Started  : May 19, 17:00
Failed   : May 21, ~17:00
Runtime  : approximately 48 hours
Progress : 23% complete at time of failure
Remaining: 5 days + 5 hours + 33 minutes (as shown by pt-osc)

The last output before failure was:

Copying `mydb`.`Attachments`:  23% 5+05:33:08 remain

What Was Left Behind

After the failure, the following objects exist on all 4 nodes (replicated via TOI):

  • Shadow table mydb._Attachments_new — partially filled with approximately 115 million rows (23% of 501M)
  • Three pt-osc triggers still active on the original Attachments table:
    • pt_osc_mydb_Attachments_ins
    • pt_osc_mydb_Attachments_upd
    • pt_osc_mydb_Attachments_del

The original Attachments table is completely untouched.


My Question

I understand that pt-osc has no built-in resume functionality and a normal restart would drop the shadow table and start over from row 1.

However, given that:

  1. The shadow table _Attachments_new already has ~115 million rows correctly copied
  2. The three triggers are still active and have been continuously capturing all INSERT / UPDATE / DELETE changes on the original table since the run started on May 19th
  3. The shadow table already has the correct structure (utf8mb4, ROW_FORMAT=DYNAMIC)
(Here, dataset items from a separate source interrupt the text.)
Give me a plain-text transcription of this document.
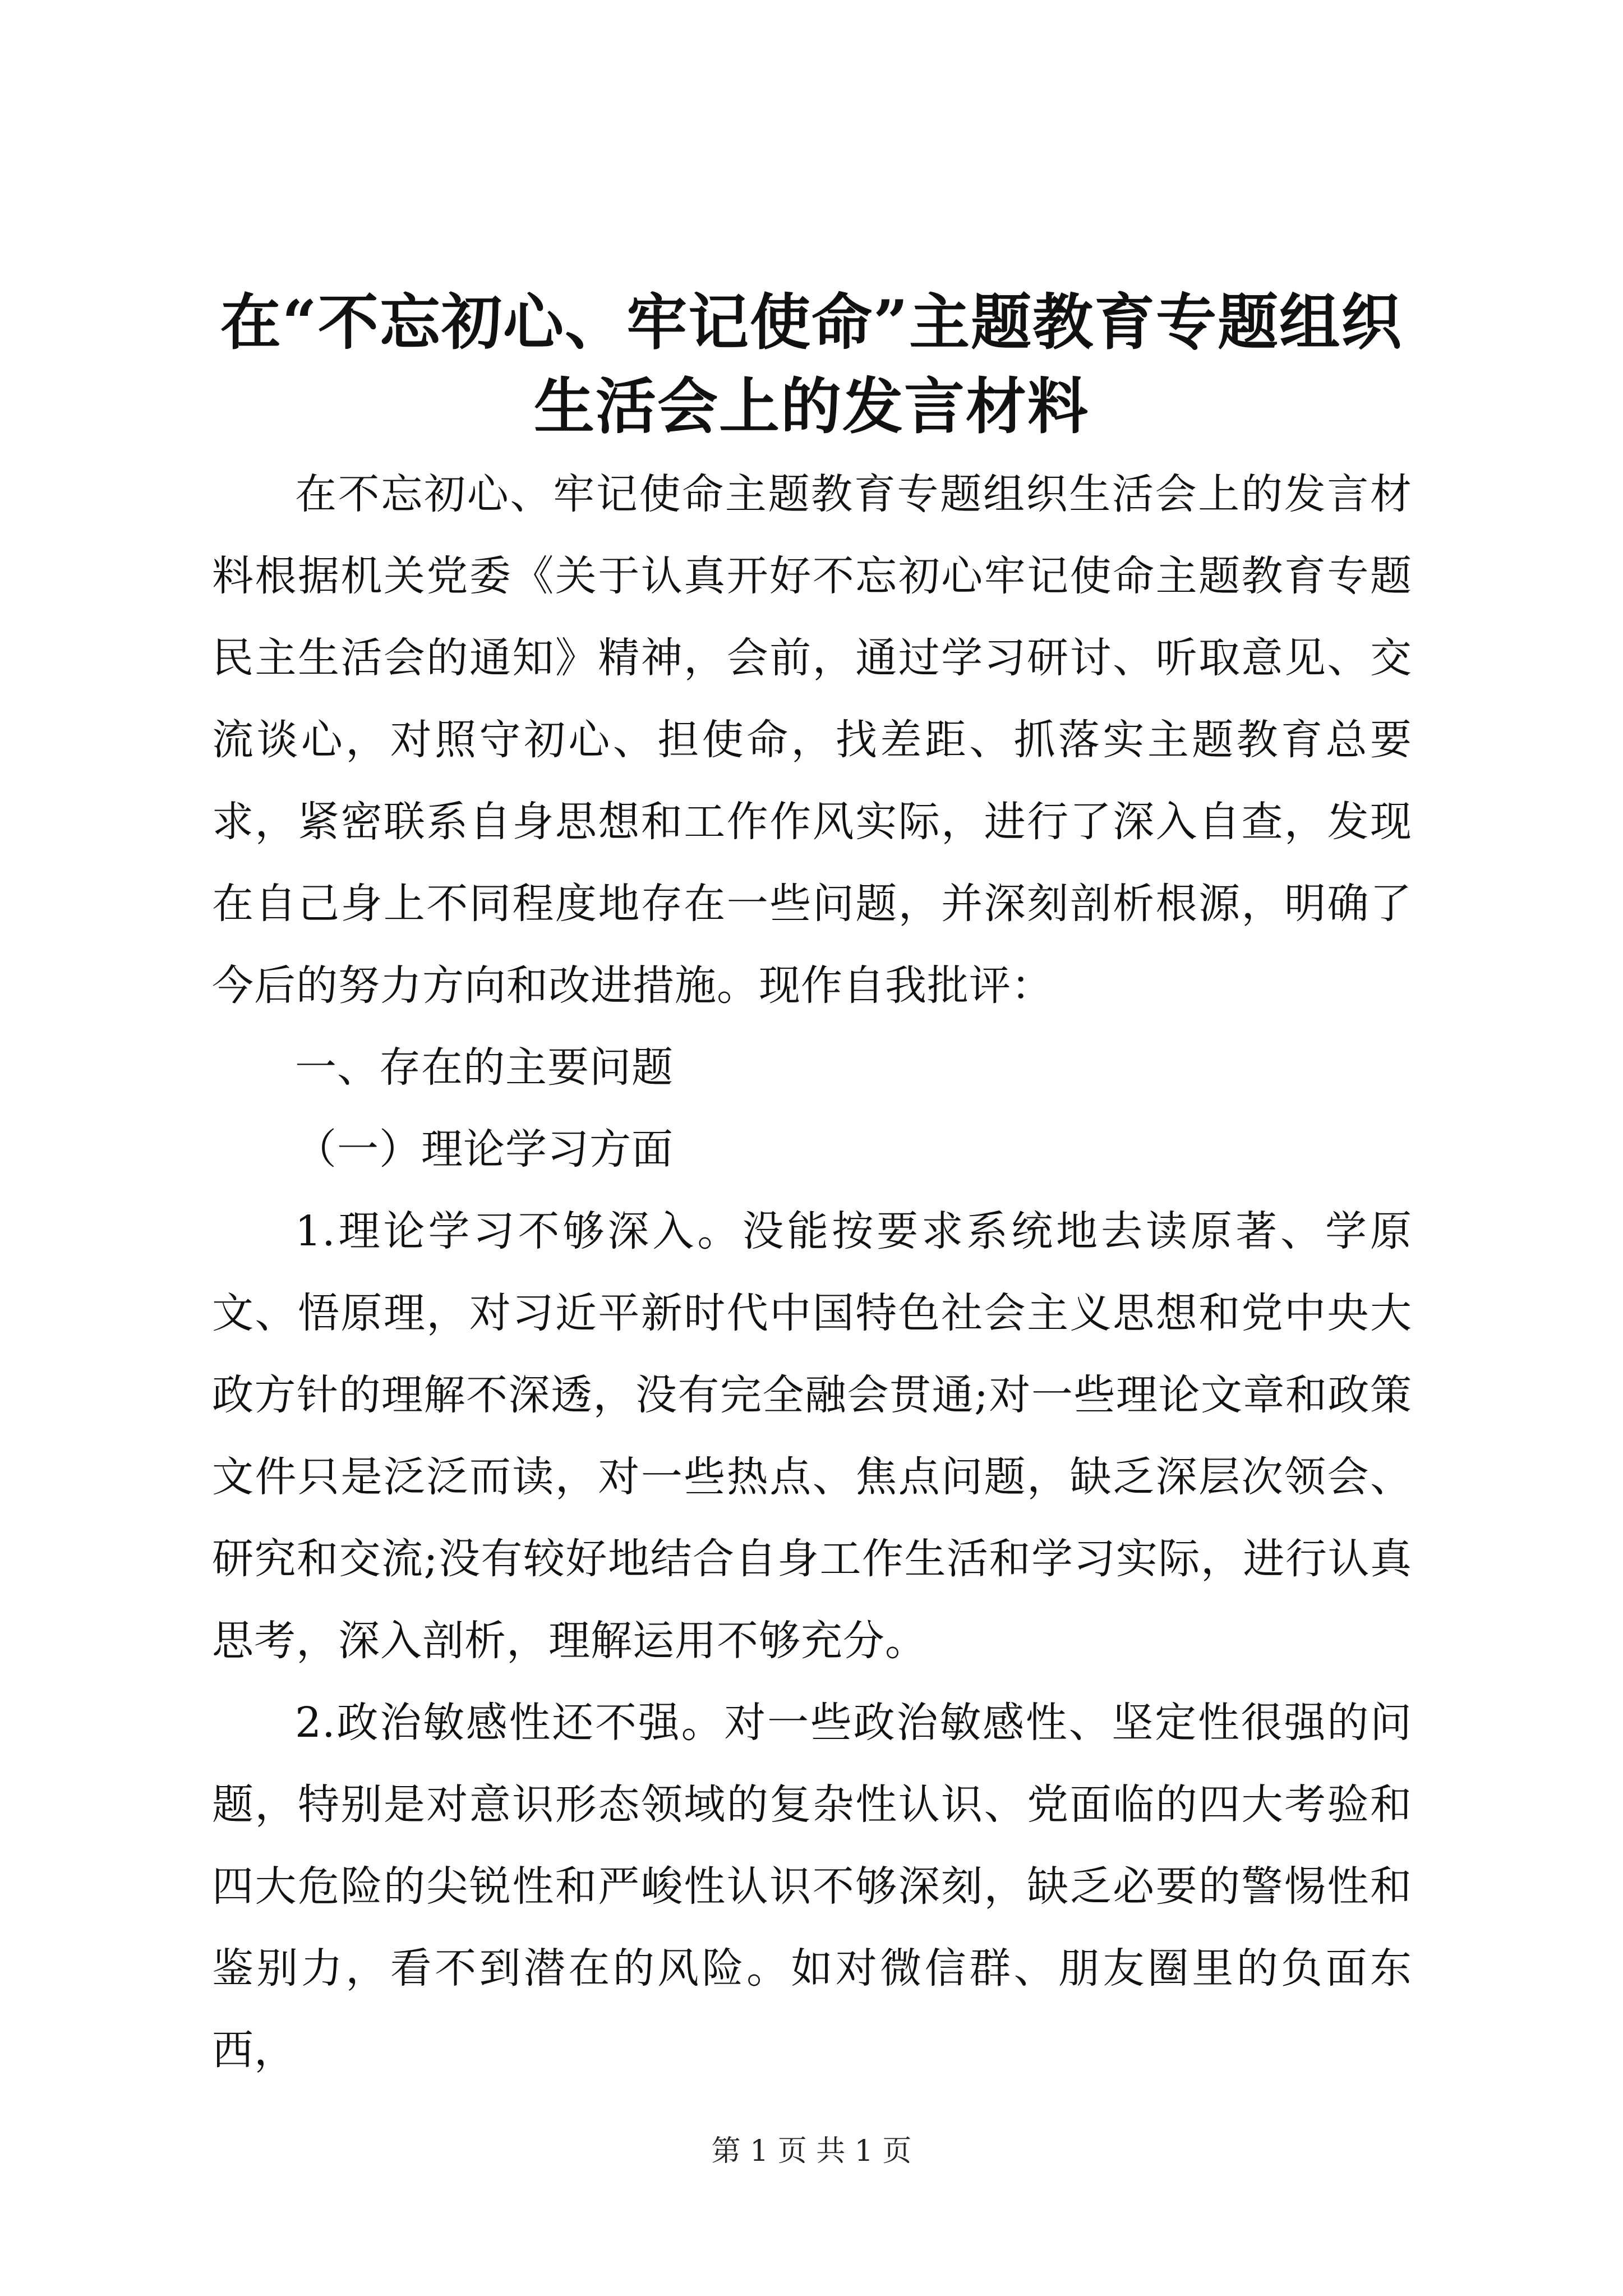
在“不忘初心、牢记使命”主题教育专题组织生活会上的发言材料

在不忘初心、牢记使命主题教育专题组织生活会上的发言材料根据机关党委《关于认真开好不忘初心牢记使命主题教育专题民主生活会的通知》精神，会前，通过学习研讨、听取意见、交流谈心，对照守初心、担使命，找差距、抓落实主题教育总要求，紧密联系自身思想和工作作风实际，进行了深入自查，发现在自己身上不同程度地存在一些问题，并深刻剖析根源，明确了今后的努力方向和改进措施。现作自我批评：

一、存在的主要问题

（一）理论学习方面

1.理论学习不够深入。没能按要求系统地去读原著、学原文、悟原理，对习近平新时代中国特色社会主义思想和党中央大政方针的理解不深透，没有完全融会贯通;对一些理论文章和政策文件只是泛泛而读，对一些热点、焦点问题，缺乏深层次领会、研究和交流;没有较好地结合自身工作生活和学习实际，进行认真思考，深入剖析，理解运用不够充分。

2.政治敏感性还不强。对一些政治敏感性、坚定性很强的问题，特别是对意识形态领域的复杂性认识、党面临的四大考验和四大危险的尖锐性和严峻性认识不够深刻，缺乏必要的警惕性和鉴别力，看不到潜在的风险。如对微信群、朋友圈里的负面东西，

第 1 页 共 1 页
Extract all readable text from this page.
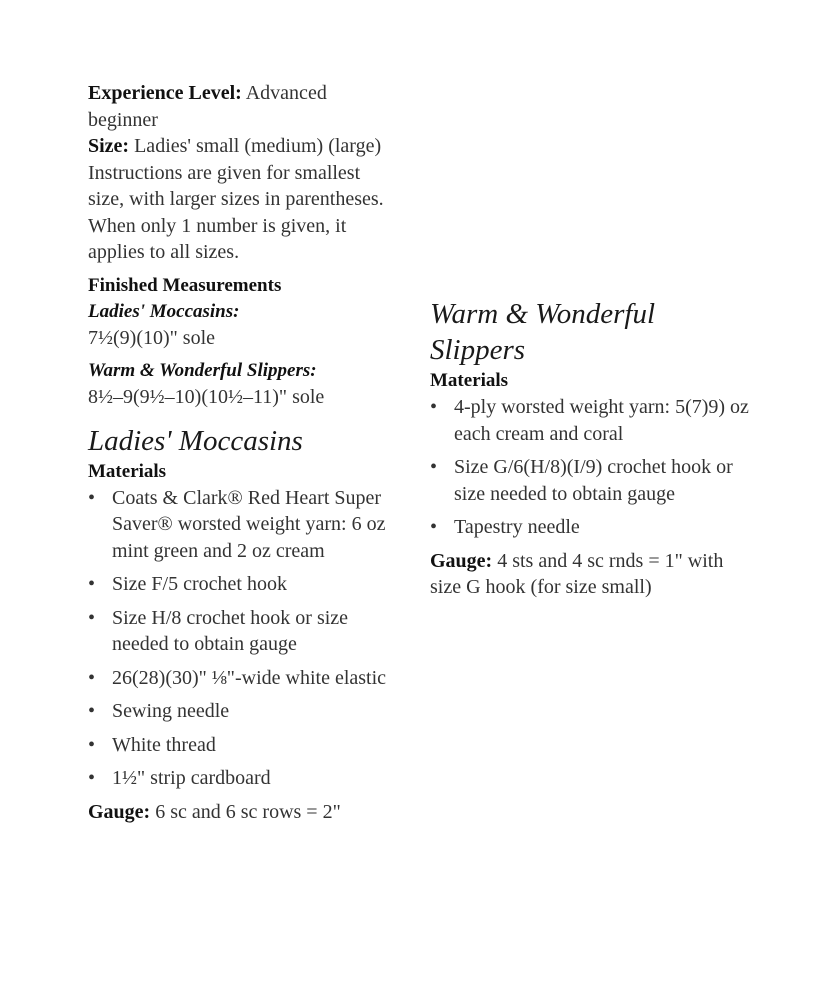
Experience Level: Advanced beginner

Size: Ladies' small (medium) (large) Instructions are given for smallest size, with larger sizes in parentheses. When only 1 number is given, it applies to all sizes.

Finished Measurements

Ladies' Moccasins:

7½(9)(10)" sole

Warm & Wonderful Slippers:

8½–9(9½–10)(10½–11)" sole

Ladies' Moccasins

Materials

• Coats & Clark® Red Heart Super Saver® worsted weight yarn: 6 oz mint green and 2 oz cream
• Size F/5 crochet hook
• Size H/8 crochet hook or size needed to obtain gauge
• 26(28)(30)" ⅛"-wide white elastic
• Sewing needle
• White thread
• 1½" strip cardboard

Gauge: 6 sc and 6 sc rows = 2"

Warm & Wonderful Slippers

Materials

• 4-ply worsted weight yarn: 5(7)9) oz each cream and coral
• Size G/6(H/8)(I/9) crochet hook or size needed to obtain gauge
• Tapestry needle

Gauge: 4 sts and 4 sc rnds = 1" with size G hook (for size small)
Is there any safe way to resume or continue the copy from where it left off, rather than starting over from scratch?

For example:

  • Is it possible to manually run the chunk copy INSERT statements starting from the last successfully copied primary key value, and then manually trigger the ANALYZE + RENAME steps that pt-osc would normally do?
  • Or is the risk of data inconsistency between the shadow table and original table too high to attempt a manual resume?
  • Is there a way to point pt-osc at the existing shadow table and tell it to continue?

If a full restart is the only safe option, I completely understand — I just want to be certain before dropping 48 hours of copy work and starting over.


Additional Context

The likely reason for the repeated failures is that chunk-size=500 with sleep=0.5 generates approximately 1 million chunks with 0.5s sleep each — totalling ~5.8 days of sleep time alone for a 501M row table. I plan to retry with chunk-size=10000 and sleep=0.05 which should bring the total runtime down to approximately 3-5 hours.

One node in the cluster was also under flow control pressure at the time (wsrep_local_recv_queue_avg=26, wsrep_flow_control_sent=32,071) which likely contributed to the node dropping out of Synced state and causing pt-osc to lose its connection.

Thank you in advance for any guidance.

Best Regards

Srikanth Lingala

There is a resume functionality added from v3.6.0

You can refer to this blog,

However to use this resume functionality you need to start the pt-online-schema-change using history option,

If this is percona xtradb cluster hope that you are adding this option --max-flow-ctl=0 so if it finds there is a flow control, it will pause its operation until it gets normal. This will not let cluster stall or pull out the node.

pt-online-schema-change has good capability to handle these failures. You can also manually handle by pausing operations if you feel cluster is under high load using --pause option.

Hope these option helps you to alter the table.

Please remove the --chunk-size flag. PTOSC automatically adjusts the chunk-size based on --chunk-time to maximize performance and speed. The other safety limits you have in place will handle if the server gets too busy, including the max-flow-ctl that Yunus recommended.